Scientists discover star circling closest known orbit around likely black hole!
Image courtesy: X-ray - NASA/CXC/University of Alberta/A.Bahramian et al.; Illustration - NASA/CXC/M.Weiss

New Delhi: Black holes and their behaviour have long since been on the list of mysterious space objects that scientists crave to decipher.

Found in abundance in the universe, these gravity-pulling black holes have always been known to exist in distant galaxies.

Scientists have time and again revealed discoveries of various balck holes – sometimes wandering, at times still and some which rip stars into shreds before devouring them.

This time, it is the behaviour of a star that has scientists baffled. Scientists have come upon evidence of a star that has been giving a black hole its company.

The star has been seen whipping around the black hole about twice an hour and this may be the tightest orbital dance ever witnessed for a likely black hole and a companion star.

This discovery was made using NASA’s Chandra X-ray Observatory as well as NASA’s NuSTAR and CSIRO’s Australia Telescope Compact Array (ATCA).

Although, the binary has been under observation for many years, radio observations with the ATCA in 2015 revealed that the pair likely contains a black hole pulling material from a companion star called a white dwarf, a low-mass star that has exhausted most or all of its nuclear fuel.

According to NASA, new Chandra data of this system, known as X9, show that it changes in X-ray brightness in the same manner every 28 minutes, which is likely the length of time it takes the companion star to make one complete orbit around the black hole. Chandra data also shows evidence for large amounts of oxygen in the system, a characteristic feature of white dwarfs. A strong case can, therefore, be made that the companion star is a white dwarf, which would then be orbiting the black hole at only about 2.5 times the separation between the Earth and the Moon.

“This white dwarf is so close to the black hole that material is being pulled away from the star and dumped onto a disk of matter around the black hole before falling in,” said first author Arash Bahramian of the University of Alberta in Edmonton, Canada, and Michigan State University in East Lansing. “Luckily for this star, we don’t think it will follow this path into oblivion, but instead will stay in orbit.”
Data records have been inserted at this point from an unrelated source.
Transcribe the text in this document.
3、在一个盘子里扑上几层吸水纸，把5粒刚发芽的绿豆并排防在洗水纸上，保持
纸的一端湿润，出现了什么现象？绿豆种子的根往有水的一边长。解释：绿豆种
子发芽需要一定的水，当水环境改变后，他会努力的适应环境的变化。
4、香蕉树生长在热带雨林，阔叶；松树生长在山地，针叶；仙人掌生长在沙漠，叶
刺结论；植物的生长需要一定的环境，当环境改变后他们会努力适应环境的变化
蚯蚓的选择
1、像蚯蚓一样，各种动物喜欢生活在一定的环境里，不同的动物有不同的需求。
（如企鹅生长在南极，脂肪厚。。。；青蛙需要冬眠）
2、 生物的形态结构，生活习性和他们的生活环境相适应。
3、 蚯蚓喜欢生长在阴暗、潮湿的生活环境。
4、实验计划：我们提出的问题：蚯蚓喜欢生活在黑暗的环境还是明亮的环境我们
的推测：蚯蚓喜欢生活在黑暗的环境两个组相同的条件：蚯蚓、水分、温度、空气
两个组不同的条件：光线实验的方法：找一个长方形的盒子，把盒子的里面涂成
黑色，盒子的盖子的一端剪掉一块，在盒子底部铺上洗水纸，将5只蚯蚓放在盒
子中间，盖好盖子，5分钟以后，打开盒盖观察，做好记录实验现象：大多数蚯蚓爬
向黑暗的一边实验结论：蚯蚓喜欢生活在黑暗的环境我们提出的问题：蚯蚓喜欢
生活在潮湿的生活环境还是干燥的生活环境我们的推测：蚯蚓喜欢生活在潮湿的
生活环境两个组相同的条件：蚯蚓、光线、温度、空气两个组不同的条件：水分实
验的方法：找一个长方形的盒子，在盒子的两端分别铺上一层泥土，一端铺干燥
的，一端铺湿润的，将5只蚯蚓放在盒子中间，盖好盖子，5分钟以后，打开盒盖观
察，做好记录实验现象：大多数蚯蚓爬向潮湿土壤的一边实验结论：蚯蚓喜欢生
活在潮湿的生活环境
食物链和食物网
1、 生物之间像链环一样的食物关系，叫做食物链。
Even though the black hole doesn't seem like a threat for the white dwarf, the star has an uncertain fate, says NASA.

“Eventually so much matter may be pulled away from the white dwarf that it ends up only having the mass of a planet,” said co-author Craig Heinke, also of the University of Alberta. “If it keeps losing mass, the white dwarf may completely evaporate.”

How did the black hole get such a close companion? One possibility is that the black hole smashed into a red giant star, and then gas from the outer regions of the star was ejected from the binary. The remaining core of the red giant would form into a white dwarf, which becomes a binary companion to the black hole. The orbit of the binary would then have shrunk as gravitational waves were emitted, until the black hole started pulling material from the white dwarf, NASA reported.

An alternative explanation for the observations is that the white dwarf is partnered with a neutron star, rather than a black hole.

“We’re going to watch this binary closely in the future, since we know little about how such an extreme system should behave”, said co-author Vlad Tudor of Curtin University and the International Centre for Radio Astronomy Research in Perth, Australia. “We’re also going to keep studying globular clusters in our galaxy to see if more evidence for very tight black hole binaries can be found.”